# Shipping from Ontario??



## Overkill19 (Aug 4, 2021)

Seams like there is a lot more milling machines at that end of the country !!! Has anyone priced out a truck? Maybe throw 3-4 8 machines to make it worth it. 


Sent from my iPhone using Tapatalk Pro


----------



## combustable herbage (Aug 4, 2021)

2 Bridgeports in Toronto, $1500 each | Canadian Hobby Metal Workers & Machinists


----------



## gerritv (Aug 4, 2021)

Look for an ltl, e.g. using uship.com. But you would still need to skid/crate whatever the machine is. I shipped an Aamco shaper out west, took a bit of effort to crate it and drop it off at the local depot. Not expensive however, <C$150.

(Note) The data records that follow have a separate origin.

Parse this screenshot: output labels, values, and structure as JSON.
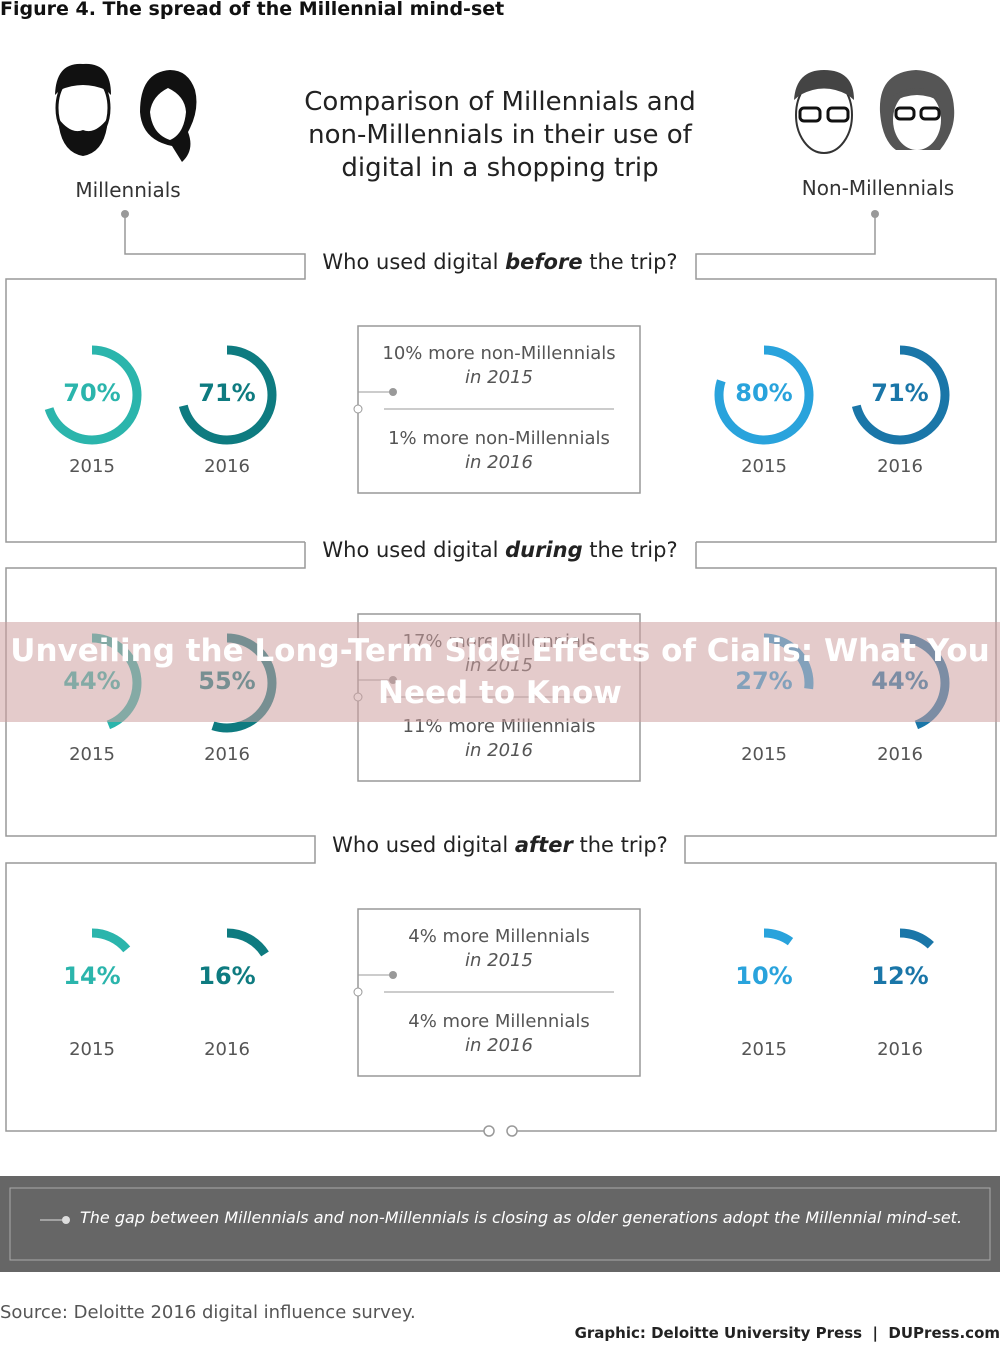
{
  "figure_title": "Figure 4. The spread of the Millennial mind-set",
  "header": {
    "title": "Comparison of Millennials and non-Millennials in their use of digital in a shopping trip",
    "left_label": "Millennials",
    "right_label": "Non-Millennials"
  },
  "colors": {
    "millennials": [
      "#2bb5ac",
      "#0e7b80"
    ],
    "non_millennials": [
      "#29a3dc",
      "#1a76a8"
    ]
  },
  "sections": [
    {
      "question": {
        "prefix": "Who used digital ",
        "emphasis": "before",
        "suffix": " the trip?"
      },
      "years": [
        "2015",
        "2016"
      ],
      "millennials": {
        "values": [
          70,
          71
        ],
        "value_labels": [
          "70%",
          "71%"
        ]
      },
      "non_millennials": {
        "values": [
          80,
          71
        ],
        "value_labels": [
          "80%",
          "71%"
        ]
      },
      "notes": [
        {
          "text": "10% more non-Millennials",
          "period": "in 2015"
        },
        {
          "text": "1% more non-Millennials",
          "period": "in 2016"
        }
      ]
    },
    {
      "question": {
        "prefix": "Who used digital ",
        "emphasis": "during",
        "suffix": " the trip?"
      },
      "years": [
        "2015",
        "2016"
      ],
      "millennials": {
        "values": [
          44,
          55
        ],
        "value_labels": [
          "44%",
          "55%"
        ]
      },
      "non_millennials": {
        "values": [
          27,
          44
        ],
        "value_labels": [
          "27%",
          "44%"
        ]
      },
      "notes": [
        {
          "text": "17% more Millennials",
          "period": "in 2015"
        },
        {
          "text": "11% more Millennials",
          "period": "in 2016"
        }
      ]
    },
    {
      "question": {
        "prefix": "Who used digital ",
        "emphasis": "after",
        "suffix": " the trip?"
      },
      "years": [
        "2015",
        "2016"
      ],
      "millennials": {
        "values": [
          14,
          16
        ],
        "value_labels": [
          "14%",
          "16%"
        ]
      },
      "non_millennials": {
        "values": [
          10,
          12
        ],
        "value_labels": [
          "10%",
          "12%"
        ]
      },
      "notes": [
        {
          "text": "4% more Millennials",
          "period": "in 2015"
        },
        {
          "text": "4% more Millennials",
          "period": "in 2016"
        }
      ]
    }
  ],
  "banner": "Unveiling the Long-Term Side Effects of Cialis: What You Need to Know",
  "conclusion": "The gap between Millennials and non-Millennials is closing as older generations adopt the Millennial mind-set.",
  "source": "Source: Deloitte 2016 digital influence survey.",
  "credit": "Graphic: Deloitte University Press  |  DUPress.com"
}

I've thought of taking a trip to EU to get some real machines, e.g. Schaublin or Aciera but at my age it is a bit too late. A 20ft container would be just the right size to bring everything back in.

Gerrit


----------



## Mcgyver (Aug 6, 2021)

May have mentioned this before.  Two years ago I shipped a 1000 lb skid from Northern BC to Niagara for $250.00.  My friend and in BC got the quote, took it to the terminal and instructed them to ship to me and bill my account.  The bill came in, $1200 or 1500 (can't remember).   I called them and they credit down to a $250 fee.

What happened?  I'll never know - was the 250 ->1500 increase an error, or is the policy bend the customer over he hasn't secured a quote first.  I suspect the later.  The quote was in buddy's name but when it came to shipping it was put through on my account so their system had no idea they'd quoted the shipment.

Moral of the story, always get a quote first, in writing.

As for used machine tool arbitrage?  I'd think you'd make more faster flipping burgers.  Transportation and time, paying someone to package/skid/crate, plus who wants to buy machines without seeing them first?


----------



## Overkill19 (Aug 7, 2021)

Mcgyver said:


> May have mentioned this before. Two years ago I shipped a 1000 lb skid from Northern BC to Niagara for $250.00. My friend and in BC got the quote, took it to the terminal and instructed them to ship to me and bill my account. The bill came in, $1200 or 1500 (can't remember). I called them and they credit down to a $250 fee.
> 
> What happened? I'll never know - was the 250 ->1500 increase an error, or is the policy bend the customer over he hasn't secured a quote first. I suspect the later. The quote was in buddy's name but when it came to shipping it was put through on my account so their system had no idea they'd quoted the shipment.
> 
> ...



What shipping company did you use? Thx


Sent from my iPhone using Tapatalk Pro


----------